Loss of cultural identity and Guyana Carnival

Dear Editor,

Professor Al Creighton’s article in the Sunday Stabroek, May 20, 2018, `Guyana Carnival: a new imitative contrivance’ and the Stabroek News, Tuesday, May 22, 2018 news item `Imitation Carnival puts Guyana’s tradition at risk’, were pieces which should stir Guyanese consciousness. The Guyana Carnival is simply a carbon copy of an event that is celebrated in most Caribbean territories. It was conceptualized to primarily promote tourism and while that is a noble objective, the reality is, this ‘festival’ will be detrimental to our marquee February tradition in the long term.

Like many others, I have looked on in amazement at the volume of energy and enthusiasm displayed by the architects of this event and their corporate sponsors, to promote it.  Why isn’t the same level of energy and enthusiasm expended to help Mashramani evolve?  Even before reading Mr. Creighton’s piece, I was just baffled by this. It is quite sad when our premier festival is slowly being relegated by events of this nature.

Mashramani, our festival, identifies us, it gives us individuality when compared to other Caribbean territories. What is being promoted as a ‘Carnival’ is just a charade to advertise parties and shows and adds nothing to our already rich and diverse culture.  Now, I am sure we will hear the same old rhetoric after this event, such as it being a resounding success, the plans to improve and expand it, etc.  Aside from being economically beneficial, what else does it offer our country?

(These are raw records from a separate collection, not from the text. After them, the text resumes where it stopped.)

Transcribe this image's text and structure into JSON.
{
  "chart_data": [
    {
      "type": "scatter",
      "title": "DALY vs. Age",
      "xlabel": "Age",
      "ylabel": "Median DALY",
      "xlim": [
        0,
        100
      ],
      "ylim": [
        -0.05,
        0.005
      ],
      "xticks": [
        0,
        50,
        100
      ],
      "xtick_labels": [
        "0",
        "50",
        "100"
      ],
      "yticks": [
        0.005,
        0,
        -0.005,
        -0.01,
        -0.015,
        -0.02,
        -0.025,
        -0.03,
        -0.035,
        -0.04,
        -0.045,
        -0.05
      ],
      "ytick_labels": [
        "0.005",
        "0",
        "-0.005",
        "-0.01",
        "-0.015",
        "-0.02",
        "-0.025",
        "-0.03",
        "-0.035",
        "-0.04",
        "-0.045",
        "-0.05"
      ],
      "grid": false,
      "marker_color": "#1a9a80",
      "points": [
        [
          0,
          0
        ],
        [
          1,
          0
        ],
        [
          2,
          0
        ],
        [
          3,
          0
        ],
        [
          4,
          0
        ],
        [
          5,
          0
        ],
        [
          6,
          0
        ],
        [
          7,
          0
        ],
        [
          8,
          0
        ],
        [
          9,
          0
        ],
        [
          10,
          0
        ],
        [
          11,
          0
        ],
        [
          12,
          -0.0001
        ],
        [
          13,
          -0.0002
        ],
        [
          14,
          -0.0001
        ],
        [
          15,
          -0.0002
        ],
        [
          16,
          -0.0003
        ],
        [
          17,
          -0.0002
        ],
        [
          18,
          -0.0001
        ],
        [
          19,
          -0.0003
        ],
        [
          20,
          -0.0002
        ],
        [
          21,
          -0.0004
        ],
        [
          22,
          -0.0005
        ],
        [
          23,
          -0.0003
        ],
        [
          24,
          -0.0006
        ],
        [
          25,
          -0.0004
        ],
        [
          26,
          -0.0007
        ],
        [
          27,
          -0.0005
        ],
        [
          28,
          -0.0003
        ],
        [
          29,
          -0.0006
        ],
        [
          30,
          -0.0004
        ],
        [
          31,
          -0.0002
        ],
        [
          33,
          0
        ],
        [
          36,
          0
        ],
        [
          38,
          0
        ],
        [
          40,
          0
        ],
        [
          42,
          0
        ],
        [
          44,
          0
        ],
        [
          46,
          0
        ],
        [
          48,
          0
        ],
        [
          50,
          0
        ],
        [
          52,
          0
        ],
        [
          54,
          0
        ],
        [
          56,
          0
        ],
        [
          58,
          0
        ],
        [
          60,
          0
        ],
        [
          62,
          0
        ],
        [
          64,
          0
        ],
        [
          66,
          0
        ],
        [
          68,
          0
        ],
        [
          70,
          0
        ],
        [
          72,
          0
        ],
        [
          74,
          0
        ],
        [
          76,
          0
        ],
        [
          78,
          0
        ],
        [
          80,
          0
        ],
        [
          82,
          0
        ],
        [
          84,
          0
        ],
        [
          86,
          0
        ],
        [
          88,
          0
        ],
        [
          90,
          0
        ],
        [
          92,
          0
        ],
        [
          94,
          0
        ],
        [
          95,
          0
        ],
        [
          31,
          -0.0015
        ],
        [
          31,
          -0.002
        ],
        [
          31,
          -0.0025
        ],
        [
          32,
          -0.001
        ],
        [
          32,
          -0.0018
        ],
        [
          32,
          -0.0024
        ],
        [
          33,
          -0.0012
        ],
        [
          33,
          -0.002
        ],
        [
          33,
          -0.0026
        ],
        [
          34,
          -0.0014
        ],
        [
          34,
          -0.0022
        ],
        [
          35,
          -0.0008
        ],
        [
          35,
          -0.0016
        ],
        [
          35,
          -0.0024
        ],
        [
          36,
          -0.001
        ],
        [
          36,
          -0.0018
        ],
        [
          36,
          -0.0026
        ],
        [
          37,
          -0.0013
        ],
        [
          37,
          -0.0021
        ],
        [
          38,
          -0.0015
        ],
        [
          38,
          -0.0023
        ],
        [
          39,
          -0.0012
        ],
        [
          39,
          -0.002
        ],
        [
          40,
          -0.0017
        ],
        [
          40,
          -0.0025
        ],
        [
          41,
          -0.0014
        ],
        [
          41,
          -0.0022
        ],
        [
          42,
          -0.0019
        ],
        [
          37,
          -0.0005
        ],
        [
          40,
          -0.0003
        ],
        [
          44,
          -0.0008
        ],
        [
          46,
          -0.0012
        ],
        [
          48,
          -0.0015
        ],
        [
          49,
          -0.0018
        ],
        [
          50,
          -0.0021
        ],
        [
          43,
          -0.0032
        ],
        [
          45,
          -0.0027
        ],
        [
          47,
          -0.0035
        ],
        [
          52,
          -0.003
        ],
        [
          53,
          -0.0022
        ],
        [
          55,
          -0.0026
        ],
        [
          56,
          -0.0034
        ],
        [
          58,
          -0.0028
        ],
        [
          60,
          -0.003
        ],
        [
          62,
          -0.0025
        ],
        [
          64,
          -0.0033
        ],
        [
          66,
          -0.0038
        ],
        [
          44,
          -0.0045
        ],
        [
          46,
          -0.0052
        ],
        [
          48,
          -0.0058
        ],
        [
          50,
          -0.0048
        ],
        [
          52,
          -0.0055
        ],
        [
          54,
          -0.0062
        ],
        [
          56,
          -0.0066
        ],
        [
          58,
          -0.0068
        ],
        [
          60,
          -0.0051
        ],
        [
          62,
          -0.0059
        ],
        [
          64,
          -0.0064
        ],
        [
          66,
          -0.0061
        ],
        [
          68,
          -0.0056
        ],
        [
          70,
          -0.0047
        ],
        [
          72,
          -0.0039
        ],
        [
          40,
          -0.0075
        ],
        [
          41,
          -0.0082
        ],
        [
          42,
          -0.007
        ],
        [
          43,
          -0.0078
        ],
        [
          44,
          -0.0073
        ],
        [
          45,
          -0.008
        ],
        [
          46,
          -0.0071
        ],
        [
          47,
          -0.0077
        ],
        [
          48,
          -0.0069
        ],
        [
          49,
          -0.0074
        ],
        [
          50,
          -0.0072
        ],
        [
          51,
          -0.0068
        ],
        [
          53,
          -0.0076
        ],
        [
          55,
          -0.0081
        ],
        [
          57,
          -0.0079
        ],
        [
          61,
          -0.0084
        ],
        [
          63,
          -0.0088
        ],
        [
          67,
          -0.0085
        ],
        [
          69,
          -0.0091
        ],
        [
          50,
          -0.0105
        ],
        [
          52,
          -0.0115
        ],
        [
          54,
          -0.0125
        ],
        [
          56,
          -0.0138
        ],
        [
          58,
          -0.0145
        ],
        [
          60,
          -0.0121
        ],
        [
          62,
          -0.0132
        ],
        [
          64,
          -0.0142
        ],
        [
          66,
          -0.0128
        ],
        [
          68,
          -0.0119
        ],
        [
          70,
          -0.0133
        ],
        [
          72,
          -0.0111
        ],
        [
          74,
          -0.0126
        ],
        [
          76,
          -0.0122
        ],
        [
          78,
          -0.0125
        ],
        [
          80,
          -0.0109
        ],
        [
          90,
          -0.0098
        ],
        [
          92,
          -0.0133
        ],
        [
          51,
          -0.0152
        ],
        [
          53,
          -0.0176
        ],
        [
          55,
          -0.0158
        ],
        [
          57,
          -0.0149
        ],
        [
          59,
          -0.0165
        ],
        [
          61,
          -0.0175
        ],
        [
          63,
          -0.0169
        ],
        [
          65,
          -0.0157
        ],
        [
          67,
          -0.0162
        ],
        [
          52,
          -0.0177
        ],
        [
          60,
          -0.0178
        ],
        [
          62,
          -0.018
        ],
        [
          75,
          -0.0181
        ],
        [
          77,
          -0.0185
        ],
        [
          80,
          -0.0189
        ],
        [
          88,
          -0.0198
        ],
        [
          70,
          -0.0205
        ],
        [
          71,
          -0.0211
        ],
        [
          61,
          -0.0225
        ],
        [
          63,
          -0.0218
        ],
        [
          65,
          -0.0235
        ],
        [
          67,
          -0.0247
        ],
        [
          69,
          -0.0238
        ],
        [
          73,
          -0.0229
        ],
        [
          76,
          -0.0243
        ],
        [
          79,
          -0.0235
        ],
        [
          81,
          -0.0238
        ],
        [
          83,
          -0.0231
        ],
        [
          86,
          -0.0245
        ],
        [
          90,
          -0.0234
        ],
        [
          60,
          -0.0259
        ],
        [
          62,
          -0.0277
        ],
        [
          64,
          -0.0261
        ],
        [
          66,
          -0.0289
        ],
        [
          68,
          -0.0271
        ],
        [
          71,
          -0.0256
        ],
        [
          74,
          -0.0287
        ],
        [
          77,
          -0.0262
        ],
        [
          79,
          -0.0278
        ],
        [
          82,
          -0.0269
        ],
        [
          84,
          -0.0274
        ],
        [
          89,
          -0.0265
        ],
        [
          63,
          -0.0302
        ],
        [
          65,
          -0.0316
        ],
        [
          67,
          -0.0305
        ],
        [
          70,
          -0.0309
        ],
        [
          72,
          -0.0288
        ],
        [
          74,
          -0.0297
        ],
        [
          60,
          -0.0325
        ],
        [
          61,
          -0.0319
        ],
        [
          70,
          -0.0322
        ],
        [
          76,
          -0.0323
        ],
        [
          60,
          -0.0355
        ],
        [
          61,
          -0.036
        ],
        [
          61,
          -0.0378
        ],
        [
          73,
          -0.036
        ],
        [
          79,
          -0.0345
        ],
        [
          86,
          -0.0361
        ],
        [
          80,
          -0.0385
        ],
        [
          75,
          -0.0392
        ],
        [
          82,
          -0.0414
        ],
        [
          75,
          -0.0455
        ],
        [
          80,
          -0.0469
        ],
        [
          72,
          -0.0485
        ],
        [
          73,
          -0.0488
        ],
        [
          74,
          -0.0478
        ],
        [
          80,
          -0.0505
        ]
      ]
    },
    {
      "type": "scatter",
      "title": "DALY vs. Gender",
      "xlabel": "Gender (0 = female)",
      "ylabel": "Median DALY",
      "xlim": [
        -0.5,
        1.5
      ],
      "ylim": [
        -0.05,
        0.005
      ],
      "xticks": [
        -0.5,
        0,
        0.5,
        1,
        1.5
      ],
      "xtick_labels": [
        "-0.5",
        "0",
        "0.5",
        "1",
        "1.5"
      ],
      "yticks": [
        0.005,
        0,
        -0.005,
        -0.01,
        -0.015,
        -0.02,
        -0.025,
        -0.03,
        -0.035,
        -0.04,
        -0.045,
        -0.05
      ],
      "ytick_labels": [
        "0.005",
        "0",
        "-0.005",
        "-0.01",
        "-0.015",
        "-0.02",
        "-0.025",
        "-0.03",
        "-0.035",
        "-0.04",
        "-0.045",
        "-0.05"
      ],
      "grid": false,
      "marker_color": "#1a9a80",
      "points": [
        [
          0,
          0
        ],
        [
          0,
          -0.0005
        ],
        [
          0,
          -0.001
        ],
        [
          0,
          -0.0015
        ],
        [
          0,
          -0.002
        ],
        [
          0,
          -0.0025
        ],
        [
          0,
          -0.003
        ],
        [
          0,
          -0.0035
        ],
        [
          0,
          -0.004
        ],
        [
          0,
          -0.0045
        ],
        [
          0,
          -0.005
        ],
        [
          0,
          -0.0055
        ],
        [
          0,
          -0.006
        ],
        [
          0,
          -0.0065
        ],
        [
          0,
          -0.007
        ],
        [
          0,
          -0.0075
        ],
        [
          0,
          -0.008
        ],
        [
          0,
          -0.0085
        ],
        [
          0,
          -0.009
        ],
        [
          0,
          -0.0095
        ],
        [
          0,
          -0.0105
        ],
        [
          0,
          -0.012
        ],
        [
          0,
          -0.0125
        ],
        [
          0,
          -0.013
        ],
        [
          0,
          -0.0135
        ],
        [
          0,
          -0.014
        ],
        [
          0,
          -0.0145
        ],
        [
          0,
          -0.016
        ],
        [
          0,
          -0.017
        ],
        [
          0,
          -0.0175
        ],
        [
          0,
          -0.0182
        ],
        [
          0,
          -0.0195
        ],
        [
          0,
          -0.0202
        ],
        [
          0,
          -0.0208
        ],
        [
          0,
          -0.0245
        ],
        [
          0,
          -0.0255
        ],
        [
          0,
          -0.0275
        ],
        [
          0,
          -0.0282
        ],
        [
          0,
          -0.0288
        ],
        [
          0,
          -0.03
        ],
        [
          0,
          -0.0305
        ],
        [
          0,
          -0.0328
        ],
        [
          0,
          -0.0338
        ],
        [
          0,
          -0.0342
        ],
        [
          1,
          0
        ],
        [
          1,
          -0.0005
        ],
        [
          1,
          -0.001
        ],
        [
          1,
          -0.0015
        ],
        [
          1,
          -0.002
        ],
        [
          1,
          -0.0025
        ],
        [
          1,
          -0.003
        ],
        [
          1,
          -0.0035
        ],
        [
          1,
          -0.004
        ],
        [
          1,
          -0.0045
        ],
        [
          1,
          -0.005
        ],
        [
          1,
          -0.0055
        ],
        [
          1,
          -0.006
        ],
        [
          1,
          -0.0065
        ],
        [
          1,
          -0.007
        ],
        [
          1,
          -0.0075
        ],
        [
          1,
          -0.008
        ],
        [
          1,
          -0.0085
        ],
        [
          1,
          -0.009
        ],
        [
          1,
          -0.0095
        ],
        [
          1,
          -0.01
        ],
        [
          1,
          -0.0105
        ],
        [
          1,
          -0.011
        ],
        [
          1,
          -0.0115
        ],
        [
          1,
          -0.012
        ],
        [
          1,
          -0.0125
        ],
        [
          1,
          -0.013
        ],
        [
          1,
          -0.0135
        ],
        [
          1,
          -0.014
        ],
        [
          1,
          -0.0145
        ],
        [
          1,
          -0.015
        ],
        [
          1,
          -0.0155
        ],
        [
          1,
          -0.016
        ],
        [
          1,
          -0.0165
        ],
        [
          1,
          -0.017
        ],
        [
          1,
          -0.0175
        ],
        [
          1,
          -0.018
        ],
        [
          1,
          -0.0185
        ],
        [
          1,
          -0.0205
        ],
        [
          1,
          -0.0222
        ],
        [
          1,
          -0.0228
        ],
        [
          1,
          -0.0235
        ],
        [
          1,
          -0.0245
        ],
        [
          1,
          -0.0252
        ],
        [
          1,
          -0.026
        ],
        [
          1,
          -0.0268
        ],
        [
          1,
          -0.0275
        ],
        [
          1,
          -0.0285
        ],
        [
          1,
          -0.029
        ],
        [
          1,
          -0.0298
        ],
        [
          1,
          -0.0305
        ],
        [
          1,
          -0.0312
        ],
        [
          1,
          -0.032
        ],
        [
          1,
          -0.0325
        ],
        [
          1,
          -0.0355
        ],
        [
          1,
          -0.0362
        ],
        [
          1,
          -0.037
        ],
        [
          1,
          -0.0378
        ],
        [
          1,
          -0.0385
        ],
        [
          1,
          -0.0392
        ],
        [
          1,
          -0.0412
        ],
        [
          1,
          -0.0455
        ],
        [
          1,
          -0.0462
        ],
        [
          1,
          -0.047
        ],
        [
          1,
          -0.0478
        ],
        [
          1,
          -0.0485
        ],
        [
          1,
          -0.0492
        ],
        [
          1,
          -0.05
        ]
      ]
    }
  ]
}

Guyanese have been adopting some questionable foreign traditions over the years, most notably, J’ouvert, Halloween and now ‘Carnival’. The danger with adopting these traditions is that it gradually leads to a loss of cultural identity. This is one of the reasons why countries like Pakistan, Saudi Arabia, Iceland and Greece, just to name a few, don’t allow certain foreign traditions or activities to seep into their culture.

It seems that the intent is for this activity to become an annual one and with just two months separating Mashramani from the ‘Carnival’ activity, it will be quite interesting to see which event is given paramount attention.

I sincerely hope that our premier cultural festival will not be lost to the frivolous fervour of an imitation.